Anyway, that is one scenario where you definitely need to convert from the cursor FOR loop.
But Bryn, to my surprise, recommends that you always convert explicitly to BULK COLLECT. Why is that? For performance reasons. Apparently, the cursor FOR loop optimization makes the code run faster, but not as quickly as BULK COLLECT.
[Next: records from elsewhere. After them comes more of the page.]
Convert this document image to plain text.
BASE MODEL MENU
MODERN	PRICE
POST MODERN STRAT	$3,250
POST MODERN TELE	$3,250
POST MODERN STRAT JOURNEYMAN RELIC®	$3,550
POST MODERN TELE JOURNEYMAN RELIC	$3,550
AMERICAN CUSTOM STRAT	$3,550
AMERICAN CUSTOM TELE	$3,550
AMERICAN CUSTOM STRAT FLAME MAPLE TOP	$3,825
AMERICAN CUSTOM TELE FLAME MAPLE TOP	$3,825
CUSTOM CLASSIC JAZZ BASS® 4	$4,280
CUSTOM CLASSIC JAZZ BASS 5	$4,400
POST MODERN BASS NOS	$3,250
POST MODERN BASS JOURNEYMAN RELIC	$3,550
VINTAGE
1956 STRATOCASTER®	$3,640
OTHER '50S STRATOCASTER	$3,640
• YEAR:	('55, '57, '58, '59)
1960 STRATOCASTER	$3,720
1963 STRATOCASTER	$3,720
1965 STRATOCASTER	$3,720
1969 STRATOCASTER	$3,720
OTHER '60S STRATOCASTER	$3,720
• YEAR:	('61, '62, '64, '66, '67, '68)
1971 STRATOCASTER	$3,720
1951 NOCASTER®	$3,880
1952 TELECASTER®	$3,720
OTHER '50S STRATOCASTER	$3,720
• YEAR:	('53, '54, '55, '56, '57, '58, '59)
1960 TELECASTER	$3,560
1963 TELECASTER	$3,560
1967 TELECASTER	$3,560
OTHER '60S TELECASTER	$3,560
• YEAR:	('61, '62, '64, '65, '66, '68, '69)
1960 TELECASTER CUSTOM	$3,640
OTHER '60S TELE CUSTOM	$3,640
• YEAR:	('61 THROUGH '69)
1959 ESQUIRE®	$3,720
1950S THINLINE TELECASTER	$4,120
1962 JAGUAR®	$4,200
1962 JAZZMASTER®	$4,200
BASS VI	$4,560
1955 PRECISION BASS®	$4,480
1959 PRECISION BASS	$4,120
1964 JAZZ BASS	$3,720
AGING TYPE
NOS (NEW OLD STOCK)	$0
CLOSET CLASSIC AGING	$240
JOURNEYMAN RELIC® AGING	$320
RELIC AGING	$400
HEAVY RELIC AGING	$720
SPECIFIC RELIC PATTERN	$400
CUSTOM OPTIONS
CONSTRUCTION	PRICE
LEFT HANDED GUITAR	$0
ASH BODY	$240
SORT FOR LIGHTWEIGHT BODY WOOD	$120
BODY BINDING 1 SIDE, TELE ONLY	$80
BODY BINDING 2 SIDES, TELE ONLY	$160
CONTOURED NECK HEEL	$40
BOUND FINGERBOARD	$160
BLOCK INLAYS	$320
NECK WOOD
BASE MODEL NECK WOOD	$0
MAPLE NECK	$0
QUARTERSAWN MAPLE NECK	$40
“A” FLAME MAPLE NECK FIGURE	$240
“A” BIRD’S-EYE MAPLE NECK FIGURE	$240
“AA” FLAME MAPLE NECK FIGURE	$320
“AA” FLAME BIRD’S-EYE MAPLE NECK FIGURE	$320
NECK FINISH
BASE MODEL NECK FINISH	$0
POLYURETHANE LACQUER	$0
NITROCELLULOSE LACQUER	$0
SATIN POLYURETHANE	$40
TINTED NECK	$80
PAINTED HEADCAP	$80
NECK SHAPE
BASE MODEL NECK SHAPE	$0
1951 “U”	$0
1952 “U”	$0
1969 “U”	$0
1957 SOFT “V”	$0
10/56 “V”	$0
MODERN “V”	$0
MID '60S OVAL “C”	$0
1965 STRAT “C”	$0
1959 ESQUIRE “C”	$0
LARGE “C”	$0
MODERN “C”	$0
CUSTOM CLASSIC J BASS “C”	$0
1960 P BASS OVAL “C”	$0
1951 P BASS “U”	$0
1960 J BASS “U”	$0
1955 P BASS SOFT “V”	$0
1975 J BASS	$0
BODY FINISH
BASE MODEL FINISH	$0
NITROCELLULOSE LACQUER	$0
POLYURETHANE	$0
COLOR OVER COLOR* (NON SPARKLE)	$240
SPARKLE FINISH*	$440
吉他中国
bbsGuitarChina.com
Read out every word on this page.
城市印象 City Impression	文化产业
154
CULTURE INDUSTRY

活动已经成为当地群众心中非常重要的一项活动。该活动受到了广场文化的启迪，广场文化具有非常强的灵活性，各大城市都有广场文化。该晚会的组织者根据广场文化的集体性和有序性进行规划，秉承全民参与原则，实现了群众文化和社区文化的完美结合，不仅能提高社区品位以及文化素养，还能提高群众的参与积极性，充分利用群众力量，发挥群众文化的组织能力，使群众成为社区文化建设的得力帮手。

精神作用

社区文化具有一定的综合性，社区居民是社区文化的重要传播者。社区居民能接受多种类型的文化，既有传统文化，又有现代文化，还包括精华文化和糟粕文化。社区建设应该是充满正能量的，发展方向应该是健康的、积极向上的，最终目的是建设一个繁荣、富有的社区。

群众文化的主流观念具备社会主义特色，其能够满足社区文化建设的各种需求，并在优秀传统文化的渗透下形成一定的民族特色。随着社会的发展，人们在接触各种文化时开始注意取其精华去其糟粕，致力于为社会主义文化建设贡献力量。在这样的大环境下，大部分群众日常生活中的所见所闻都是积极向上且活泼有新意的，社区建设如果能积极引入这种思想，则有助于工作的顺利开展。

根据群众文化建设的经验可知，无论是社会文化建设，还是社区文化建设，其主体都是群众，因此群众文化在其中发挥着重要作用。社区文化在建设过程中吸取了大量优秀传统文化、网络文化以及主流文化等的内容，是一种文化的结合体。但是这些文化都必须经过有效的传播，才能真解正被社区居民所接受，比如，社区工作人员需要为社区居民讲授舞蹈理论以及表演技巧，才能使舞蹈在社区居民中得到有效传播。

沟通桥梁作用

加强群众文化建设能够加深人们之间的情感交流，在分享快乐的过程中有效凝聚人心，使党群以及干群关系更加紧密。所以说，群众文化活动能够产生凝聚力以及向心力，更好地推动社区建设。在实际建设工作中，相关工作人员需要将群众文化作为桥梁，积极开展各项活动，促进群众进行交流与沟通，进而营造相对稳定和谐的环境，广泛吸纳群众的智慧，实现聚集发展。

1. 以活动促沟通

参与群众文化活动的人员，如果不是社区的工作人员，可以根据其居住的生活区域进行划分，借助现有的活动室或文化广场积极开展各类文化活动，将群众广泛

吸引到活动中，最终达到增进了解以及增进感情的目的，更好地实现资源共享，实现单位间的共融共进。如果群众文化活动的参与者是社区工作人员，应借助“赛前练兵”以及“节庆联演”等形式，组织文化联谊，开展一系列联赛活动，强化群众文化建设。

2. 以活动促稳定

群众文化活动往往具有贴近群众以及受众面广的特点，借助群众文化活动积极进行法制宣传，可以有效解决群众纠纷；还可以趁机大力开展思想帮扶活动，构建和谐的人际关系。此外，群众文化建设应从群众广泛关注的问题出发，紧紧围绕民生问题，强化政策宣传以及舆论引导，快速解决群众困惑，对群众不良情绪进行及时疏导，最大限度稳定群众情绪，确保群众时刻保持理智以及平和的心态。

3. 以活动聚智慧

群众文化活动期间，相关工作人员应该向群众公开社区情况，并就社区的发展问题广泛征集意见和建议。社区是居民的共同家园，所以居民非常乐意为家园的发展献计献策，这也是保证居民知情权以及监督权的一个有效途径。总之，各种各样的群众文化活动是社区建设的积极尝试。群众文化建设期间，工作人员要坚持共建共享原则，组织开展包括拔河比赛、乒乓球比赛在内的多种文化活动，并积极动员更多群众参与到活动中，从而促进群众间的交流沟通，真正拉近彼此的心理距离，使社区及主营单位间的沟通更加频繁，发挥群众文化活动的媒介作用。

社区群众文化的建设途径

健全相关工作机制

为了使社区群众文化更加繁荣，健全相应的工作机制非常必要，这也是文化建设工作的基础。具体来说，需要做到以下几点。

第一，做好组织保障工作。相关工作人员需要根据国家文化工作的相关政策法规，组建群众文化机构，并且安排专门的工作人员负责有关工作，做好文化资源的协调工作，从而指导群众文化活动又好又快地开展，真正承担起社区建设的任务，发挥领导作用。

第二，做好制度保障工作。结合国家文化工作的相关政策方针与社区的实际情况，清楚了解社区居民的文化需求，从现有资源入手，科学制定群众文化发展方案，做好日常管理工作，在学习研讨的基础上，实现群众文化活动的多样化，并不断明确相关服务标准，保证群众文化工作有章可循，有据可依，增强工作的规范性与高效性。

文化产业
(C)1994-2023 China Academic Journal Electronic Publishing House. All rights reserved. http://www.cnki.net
In my tests (which you can reproduce in cfl_vs_bulkcollect.sql), I found that BULK COLLECT ran 33% faster than the cursor FOR loop:
- Cursor For Loop Elapsed: 8.12 seconds.
- Bulk Collect Elapsed: 5.46 seconds.
So if you really want the best performance, take the time and make the effort to switch over to BULK COLLECT.